With regard to the opinions offered by Ms. Johnson and Drs. Prasad and Dr. Sarvananda, the ALJ and the parties noted that their opinions were substantially similar. The ALJ states that the forms "indicate that the claimant has marked deficiencies in activities of daily living, extreme social limitations, frequent deficiencies of concentration, persistence, and pace, repeated episodes of decompensation, and a complete inability to function outside of his house." (TR 14.) the ALJ then affords these opinions "very little weight" because they are "inconsistent with the claimant's abilities to attend his medical appointments or the actual treatment records from Macomb County Mental Health." (TR 14.) Defendant points to the ALJ's findings and argues that "there do not appear to be any clinical signs of disabling mental illness in the record during the relevant period." (Docket no. 15 at 20.) But the ALJ made no such statement, and Defendant's post-hoc rationalization is insufficient to support the ALJ's decision. See Christephore v. Commissioner of Social Sec., No. 11-13547, 2012 WL 2274328, *6 (E.D. Mich. June 18, 2012) (Roberts, J.) ("[I]t is not the Court's job to conduct a de novo review of the evidence or to rubber stamp the ALJ's decision. The Court must ensure both that the ALJ applied the correct legal standard and that his decision is supported by substantial evidence. Moreover, it is the ALJ's rationale that is under review, not defense counsel's.") Plaintiff, however, contends that the ALJ's reliance on Plaintiff's ability to attend his medical appointments is not a valid reason to discount a medical opinion. (Docket no. 12 at 21.) The Court agrees. More importantly, though, while the ALJ's ultimate determination regarding these opinions may not have been in error, his cursory discussion of the treating physicians' opinions is insufficient.

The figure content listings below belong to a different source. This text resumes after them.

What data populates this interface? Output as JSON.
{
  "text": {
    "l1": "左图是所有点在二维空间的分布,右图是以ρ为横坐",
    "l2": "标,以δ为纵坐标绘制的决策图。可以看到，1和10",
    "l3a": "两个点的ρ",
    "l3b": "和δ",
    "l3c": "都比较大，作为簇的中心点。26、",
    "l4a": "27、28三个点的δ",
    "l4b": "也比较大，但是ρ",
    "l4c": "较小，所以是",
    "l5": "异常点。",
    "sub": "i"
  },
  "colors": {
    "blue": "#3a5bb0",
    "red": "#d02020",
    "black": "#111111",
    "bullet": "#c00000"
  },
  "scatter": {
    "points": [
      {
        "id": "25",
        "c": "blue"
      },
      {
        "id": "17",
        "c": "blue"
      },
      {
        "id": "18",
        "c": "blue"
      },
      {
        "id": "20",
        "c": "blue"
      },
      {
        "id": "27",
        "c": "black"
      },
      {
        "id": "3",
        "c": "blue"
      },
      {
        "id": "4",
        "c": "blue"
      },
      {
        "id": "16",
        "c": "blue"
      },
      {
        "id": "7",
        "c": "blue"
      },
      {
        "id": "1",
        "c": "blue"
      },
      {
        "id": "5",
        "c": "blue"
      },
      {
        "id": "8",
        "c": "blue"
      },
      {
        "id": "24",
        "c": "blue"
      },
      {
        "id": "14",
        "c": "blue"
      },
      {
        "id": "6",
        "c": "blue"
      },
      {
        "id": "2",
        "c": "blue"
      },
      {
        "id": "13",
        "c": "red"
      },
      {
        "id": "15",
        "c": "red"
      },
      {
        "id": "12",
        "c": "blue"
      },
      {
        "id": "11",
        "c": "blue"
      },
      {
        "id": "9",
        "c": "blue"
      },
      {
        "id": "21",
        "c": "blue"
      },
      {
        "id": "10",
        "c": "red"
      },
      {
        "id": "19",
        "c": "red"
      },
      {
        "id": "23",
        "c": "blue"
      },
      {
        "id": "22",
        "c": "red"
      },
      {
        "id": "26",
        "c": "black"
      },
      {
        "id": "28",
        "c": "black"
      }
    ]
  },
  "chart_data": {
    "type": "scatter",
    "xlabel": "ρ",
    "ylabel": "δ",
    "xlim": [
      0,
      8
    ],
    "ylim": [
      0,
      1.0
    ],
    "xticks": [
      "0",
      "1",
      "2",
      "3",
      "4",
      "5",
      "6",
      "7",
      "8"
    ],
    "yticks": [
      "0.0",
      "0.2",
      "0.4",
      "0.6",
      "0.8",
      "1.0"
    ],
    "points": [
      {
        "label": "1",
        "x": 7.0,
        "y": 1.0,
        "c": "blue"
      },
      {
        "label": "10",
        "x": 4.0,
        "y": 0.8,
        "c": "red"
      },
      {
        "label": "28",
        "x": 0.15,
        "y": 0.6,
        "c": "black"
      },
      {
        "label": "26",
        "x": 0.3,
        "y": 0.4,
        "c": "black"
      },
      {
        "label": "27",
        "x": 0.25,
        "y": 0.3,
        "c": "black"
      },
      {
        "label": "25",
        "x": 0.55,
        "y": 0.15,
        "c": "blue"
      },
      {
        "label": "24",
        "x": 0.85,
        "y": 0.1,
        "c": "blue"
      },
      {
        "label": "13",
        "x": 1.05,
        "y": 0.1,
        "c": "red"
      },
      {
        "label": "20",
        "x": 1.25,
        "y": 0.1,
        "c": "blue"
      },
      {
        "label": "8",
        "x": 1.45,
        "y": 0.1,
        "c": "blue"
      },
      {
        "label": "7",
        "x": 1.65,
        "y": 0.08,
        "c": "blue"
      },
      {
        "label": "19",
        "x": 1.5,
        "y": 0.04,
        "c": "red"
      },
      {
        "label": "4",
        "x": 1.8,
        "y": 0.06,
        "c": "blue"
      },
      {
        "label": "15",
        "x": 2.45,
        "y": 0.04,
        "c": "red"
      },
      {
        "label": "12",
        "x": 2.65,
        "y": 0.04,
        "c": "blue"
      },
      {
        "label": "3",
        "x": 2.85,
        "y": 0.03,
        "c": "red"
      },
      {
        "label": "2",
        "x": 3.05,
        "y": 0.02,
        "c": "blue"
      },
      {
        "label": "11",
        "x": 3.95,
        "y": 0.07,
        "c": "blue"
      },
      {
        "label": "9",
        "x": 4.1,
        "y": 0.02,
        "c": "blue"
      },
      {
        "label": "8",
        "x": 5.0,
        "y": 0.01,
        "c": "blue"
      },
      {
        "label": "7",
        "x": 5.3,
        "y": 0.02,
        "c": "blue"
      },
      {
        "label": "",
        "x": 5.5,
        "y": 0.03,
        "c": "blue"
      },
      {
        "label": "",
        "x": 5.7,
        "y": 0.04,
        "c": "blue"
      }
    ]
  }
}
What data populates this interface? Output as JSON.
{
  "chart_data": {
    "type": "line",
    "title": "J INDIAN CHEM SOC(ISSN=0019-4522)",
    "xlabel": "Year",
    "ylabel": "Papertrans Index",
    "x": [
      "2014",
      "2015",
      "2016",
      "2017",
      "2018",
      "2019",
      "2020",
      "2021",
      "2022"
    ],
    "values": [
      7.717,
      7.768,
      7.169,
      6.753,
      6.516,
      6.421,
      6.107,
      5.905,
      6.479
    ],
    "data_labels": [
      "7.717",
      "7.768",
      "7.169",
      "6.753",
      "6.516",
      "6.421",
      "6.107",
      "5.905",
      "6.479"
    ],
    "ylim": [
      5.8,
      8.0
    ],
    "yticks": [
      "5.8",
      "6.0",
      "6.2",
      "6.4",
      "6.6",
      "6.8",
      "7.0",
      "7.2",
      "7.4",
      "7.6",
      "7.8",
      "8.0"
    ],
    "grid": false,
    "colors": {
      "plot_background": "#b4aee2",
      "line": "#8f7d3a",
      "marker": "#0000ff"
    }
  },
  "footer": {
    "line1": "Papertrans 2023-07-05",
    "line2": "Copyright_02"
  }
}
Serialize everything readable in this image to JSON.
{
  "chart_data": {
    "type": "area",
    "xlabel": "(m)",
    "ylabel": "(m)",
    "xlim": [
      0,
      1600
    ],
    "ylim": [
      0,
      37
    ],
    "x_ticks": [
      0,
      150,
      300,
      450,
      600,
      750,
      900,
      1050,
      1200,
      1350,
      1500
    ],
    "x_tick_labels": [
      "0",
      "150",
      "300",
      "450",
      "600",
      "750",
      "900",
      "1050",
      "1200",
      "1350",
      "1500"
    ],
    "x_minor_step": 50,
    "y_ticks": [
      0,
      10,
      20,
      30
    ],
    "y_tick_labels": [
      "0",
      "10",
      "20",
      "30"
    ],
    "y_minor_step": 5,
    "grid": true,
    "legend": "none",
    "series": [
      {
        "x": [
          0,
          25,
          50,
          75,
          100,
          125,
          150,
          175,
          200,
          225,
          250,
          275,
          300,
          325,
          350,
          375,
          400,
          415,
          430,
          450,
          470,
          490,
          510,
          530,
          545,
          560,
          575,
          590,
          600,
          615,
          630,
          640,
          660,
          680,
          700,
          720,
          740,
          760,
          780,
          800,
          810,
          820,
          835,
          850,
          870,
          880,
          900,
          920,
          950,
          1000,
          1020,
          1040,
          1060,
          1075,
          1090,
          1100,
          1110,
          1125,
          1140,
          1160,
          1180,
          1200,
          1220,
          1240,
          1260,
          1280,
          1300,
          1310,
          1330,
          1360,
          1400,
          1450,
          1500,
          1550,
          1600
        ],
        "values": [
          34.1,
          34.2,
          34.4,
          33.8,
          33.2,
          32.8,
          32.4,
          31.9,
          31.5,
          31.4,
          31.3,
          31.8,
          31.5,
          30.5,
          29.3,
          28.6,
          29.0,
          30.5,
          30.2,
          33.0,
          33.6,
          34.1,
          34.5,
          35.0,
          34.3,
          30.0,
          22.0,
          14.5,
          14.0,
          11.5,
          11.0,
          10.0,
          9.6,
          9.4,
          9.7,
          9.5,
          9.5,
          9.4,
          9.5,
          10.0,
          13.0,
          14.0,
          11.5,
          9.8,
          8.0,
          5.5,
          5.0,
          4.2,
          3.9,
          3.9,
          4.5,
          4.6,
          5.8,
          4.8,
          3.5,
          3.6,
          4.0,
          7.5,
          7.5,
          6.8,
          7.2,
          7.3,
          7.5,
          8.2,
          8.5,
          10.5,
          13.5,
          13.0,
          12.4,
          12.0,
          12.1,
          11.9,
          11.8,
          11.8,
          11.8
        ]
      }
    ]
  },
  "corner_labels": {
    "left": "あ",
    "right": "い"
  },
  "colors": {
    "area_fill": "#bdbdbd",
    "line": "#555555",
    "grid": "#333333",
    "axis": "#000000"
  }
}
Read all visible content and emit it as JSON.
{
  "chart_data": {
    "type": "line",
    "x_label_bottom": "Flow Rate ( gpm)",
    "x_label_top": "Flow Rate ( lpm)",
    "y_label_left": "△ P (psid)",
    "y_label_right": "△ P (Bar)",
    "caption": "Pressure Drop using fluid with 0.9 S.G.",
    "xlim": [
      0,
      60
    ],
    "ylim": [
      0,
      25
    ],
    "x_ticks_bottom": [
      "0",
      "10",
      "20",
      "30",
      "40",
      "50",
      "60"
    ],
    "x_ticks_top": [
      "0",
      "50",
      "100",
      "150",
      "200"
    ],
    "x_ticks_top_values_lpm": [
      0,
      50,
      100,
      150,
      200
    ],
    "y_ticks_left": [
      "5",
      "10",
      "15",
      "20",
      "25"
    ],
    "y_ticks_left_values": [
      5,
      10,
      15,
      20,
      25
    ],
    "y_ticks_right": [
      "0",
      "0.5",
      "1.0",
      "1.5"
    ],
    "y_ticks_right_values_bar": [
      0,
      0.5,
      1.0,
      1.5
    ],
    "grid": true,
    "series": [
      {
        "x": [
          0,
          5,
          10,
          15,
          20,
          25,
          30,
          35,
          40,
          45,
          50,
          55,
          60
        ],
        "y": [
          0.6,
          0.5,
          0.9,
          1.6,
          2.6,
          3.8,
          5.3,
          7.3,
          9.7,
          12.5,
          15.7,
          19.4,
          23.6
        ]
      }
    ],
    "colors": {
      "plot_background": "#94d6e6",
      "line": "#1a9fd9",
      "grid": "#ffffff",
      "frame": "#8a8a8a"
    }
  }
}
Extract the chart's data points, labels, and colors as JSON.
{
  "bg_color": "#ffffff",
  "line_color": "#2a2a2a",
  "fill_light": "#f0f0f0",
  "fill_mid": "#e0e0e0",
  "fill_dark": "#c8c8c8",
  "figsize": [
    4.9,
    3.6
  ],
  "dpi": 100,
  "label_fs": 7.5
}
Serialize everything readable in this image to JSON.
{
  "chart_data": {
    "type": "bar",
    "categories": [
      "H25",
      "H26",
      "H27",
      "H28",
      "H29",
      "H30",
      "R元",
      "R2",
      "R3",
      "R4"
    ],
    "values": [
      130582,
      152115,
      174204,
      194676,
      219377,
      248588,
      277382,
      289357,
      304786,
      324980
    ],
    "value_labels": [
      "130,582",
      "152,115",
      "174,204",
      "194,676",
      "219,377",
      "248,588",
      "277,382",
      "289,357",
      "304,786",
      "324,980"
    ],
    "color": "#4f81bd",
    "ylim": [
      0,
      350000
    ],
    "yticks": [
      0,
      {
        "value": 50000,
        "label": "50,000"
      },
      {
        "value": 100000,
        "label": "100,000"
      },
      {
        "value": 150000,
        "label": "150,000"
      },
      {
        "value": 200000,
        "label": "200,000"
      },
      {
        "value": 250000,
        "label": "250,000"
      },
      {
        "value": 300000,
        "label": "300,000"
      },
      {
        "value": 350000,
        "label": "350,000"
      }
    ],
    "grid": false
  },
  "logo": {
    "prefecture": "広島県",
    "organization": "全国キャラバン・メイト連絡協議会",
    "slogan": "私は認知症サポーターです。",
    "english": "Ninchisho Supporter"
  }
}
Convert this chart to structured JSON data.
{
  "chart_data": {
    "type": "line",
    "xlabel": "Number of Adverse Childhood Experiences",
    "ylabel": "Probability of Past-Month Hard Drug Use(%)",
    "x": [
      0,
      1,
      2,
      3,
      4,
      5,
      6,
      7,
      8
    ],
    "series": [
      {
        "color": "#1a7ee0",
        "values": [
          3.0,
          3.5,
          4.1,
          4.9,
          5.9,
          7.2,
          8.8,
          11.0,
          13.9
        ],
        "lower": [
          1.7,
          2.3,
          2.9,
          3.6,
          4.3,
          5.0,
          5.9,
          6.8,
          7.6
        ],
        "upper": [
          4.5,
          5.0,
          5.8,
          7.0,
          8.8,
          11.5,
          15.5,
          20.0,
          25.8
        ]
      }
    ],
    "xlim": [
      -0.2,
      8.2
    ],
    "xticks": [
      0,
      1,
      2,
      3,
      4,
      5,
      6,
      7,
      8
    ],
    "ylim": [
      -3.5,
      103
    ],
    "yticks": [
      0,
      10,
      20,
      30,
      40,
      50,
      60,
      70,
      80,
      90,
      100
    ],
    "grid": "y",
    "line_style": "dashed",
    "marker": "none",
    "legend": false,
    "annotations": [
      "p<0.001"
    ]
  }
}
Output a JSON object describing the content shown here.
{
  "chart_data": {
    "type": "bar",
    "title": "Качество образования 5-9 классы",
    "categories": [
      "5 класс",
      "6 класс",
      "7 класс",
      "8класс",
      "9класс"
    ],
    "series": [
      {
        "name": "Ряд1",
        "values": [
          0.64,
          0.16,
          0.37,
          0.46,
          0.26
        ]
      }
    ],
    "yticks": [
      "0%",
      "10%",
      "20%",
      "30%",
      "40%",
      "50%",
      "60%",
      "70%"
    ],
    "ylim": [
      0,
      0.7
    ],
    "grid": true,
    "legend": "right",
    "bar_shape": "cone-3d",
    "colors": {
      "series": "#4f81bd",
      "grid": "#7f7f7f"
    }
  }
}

Therefore, the Court will remand this matter for further consideration of the medical opinions of record.
Finally, Plaintiff argues that the ALJ erred in the development of his mental RFC when he failed to include any limitations with regard to concentration, persistence, or pace. (Docket no. 12 at 27.) When, as he did here, the ALJ makes a finding that a claimant has moderate limitations in concentration, persistence or pace, the ALJ must account for such limitations in the claimant's RFC and in his hypothetical questions to the VE. See Tinker v. Astrue, No. 08-11675, 2009 WL 3064780, at *8 (E.D. Mich. Sept. 22, 2009). Findings of moderate limitations in concentration, persistence, or pace do not necessarily preclude "simple, routine, unskilled work." Lewicki v. Comm'r of Soc. Sec., No. 09-11844-BC, 2010 WL 3905375, at *2 (E.D. Mich. Sept. 30, 2010) (citations omitted). Such limitations may, however, result in the claimant being unable to meet quotas, stay alert, or work at a consistent rate of speed. Edwards v. Barnhart, 383 F.Supp.2d 920, 930 (E.D. Mich. 2005).
The ALJ assessed Plaintiff's mental RFC as follows:
(TR 16.) As noted above, a limitation to non-production-rate work is a common and adequate limitation for those persons who suffer from moderate difficulties in concentration, persistence, or pace. See Edwards, supra. Moreover, Plaintiff does not explain what additional limitations the ALJ should have imposed. Therefore, Plaintiff's argument fails in this regard.